Boat Races in Lower Puget Sound

Native Americans in canoes on Mukilteo Beach, ca 1861-62 Wikimedia Commons

The canning industry developed in the Columbia River in the 1870s, and soon spread north to Puget Sound. What was it like working in the first Puget Sound cannery? Boat racing? Can you imagine evening boat races between Chinese and native Americans? You have to read the Mukilteo cannery story and the apparent tradition of boat racing between Chinese and the native American crews:

In his report, Herbert Hunt wrote about Mukilteo Cannery and its workers:

“Jackson, Myers & Company operated one of these plants at Rainier, on the Oregon side, and when the 1877 season opened, had made preparations to fill very large orders. The fish run that year was light and the company faced a heavy loss when Myers learned that the waters of the Sound were alive with salmon.

The Puget Sound Packing Company, under the management of V. T. Tull, of Olympia, was operating a salting plant at Mukilteo. Myers bought the plant, loaded the machinery of the Rainier cannery on a boat and was soon putting up the first salmon ever canned on Puget Sound at old Mukilteo. For many years George T. Myers was a leading figure in the industry on the Sound. Because ships would not stop at Mukilteo the cannery was later moved to Seattle where it became an important institution.

The proximity of lower Sound points to the fishing grounds drew the canners in that direction and furnished a stimulating influence upon the development of that region. The introduction of trap fishing further energized that development, fishing towns being busy places during the salmon run. The heavy demand for seasonal labor brought with it a high wage and everybody, men and women, boys and girls, earned cannery money. The latest reported “big haul” of the fishermen, the evening boat races between the Indian and Chinese crews, the records made by different workers in the day’s operations — all these lent excitement and interest to the work.

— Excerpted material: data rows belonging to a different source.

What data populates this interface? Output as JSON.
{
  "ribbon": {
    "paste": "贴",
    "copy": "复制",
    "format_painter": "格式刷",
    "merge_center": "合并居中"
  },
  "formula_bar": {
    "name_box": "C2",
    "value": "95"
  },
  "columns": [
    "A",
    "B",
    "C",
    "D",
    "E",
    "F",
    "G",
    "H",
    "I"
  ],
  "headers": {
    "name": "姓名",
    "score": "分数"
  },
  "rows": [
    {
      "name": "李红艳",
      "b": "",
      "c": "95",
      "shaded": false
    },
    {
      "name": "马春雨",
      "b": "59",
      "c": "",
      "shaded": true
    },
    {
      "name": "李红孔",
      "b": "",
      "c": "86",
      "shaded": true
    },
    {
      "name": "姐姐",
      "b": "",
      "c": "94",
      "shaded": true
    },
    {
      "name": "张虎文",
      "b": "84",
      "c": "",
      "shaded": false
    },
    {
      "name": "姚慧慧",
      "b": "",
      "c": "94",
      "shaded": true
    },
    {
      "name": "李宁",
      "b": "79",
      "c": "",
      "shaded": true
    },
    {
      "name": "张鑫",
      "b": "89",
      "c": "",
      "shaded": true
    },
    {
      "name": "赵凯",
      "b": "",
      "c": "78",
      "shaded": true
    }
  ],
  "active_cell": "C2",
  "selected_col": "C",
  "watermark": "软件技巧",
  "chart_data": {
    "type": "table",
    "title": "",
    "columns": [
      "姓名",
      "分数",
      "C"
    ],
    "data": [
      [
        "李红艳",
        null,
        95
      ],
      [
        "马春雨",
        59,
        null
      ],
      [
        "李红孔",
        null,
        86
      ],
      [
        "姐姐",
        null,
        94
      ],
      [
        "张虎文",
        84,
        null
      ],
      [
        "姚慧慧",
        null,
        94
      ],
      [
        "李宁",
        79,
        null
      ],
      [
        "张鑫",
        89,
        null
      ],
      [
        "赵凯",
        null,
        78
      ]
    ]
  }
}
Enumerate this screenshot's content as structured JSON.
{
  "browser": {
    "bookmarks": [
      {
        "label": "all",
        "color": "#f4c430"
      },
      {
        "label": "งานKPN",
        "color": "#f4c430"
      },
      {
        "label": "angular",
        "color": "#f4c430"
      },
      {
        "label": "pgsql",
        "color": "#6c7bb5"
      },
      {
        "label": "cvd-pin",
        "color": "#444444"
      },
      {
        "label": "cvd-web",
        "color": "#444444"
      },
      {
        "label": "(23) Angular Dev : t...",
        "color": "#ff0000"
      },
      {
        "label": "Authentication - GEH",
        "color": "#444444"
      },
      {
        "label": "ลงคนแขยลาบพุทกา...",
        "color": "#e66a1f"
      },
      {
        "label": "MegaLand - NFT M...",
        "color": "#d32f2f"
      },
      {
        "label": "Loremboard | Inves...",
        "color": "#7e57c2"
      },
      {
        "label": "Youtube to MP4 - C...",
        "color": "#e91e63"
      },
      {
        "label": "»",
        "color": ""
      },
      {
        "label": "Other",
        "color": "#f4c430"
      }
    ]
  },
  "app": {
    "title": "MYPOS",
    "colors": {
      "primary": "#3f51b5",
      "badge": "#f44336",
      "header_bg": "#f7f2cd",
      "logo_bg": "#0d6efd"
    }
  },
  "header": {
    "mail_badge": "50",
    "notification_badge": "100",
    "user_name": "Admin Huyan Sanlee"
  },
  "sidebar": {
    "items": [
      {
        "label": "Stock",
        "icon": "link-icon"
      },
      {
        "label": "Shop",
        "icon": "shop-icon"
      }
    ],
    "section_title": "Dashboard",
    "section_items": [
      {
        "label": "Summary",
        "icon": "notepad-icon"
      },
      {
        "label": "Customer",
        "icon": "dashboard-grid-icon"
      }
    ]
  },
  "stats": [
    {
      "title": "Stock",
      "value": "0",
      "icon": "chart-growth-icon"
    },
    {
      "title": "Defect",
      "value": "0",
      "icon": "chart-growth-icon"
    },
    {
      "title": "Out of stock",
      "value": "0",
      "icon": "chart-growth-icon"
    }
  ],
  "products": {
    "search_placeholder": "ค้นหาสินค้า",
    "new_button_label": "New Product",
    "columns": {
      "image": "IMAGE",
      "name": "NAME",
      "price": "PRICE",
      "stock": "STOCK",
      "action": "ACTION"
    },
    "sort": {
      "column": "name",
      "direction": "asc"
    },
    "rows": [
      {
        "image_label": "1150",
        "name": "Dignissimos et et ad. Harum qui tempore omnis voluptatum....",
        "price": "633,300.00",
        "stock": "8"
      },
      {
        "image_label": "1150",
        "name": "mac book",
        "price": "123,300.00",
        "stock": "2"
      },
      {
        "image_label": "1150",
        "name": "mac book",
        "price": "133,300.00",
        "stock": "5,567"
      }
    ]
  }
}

The July and August rush soon passed. The gear was put away for the winter. Great heaps of long piles were drawn up on the beach out of the reach of winter storms, the nets were stored in cannery lofts and the boats were moored in sheltered bays and creek mouths. The Chinese butchers cleaned their long knives, stored their racing boats, hung up their hideous sounding gongs and went to Seattle, Portland and San Francisco Chinatowns where they gambled away their season’s earnings. Quiet settled down over the cannery town — a quietude broken at intervals by the arrival of a steamer which carried away a cargo of canned fish; for the assessor would be around about March 1st and the season’s pack must be “in transit” by that date.”

With Chinese rowing in racing boats and gongs banging, a picture of Chinese dragon boat race came to mind. Is it possible that dragon boats raced against Native’s canoes in lower Puget Sound in the late 1870s? You be the judge.

Reference: Herbert Hunt, “Washington West of the Cascades Historical and Descriptive; the Explorers, the Indians, the pioneers; (Volume 1) online.”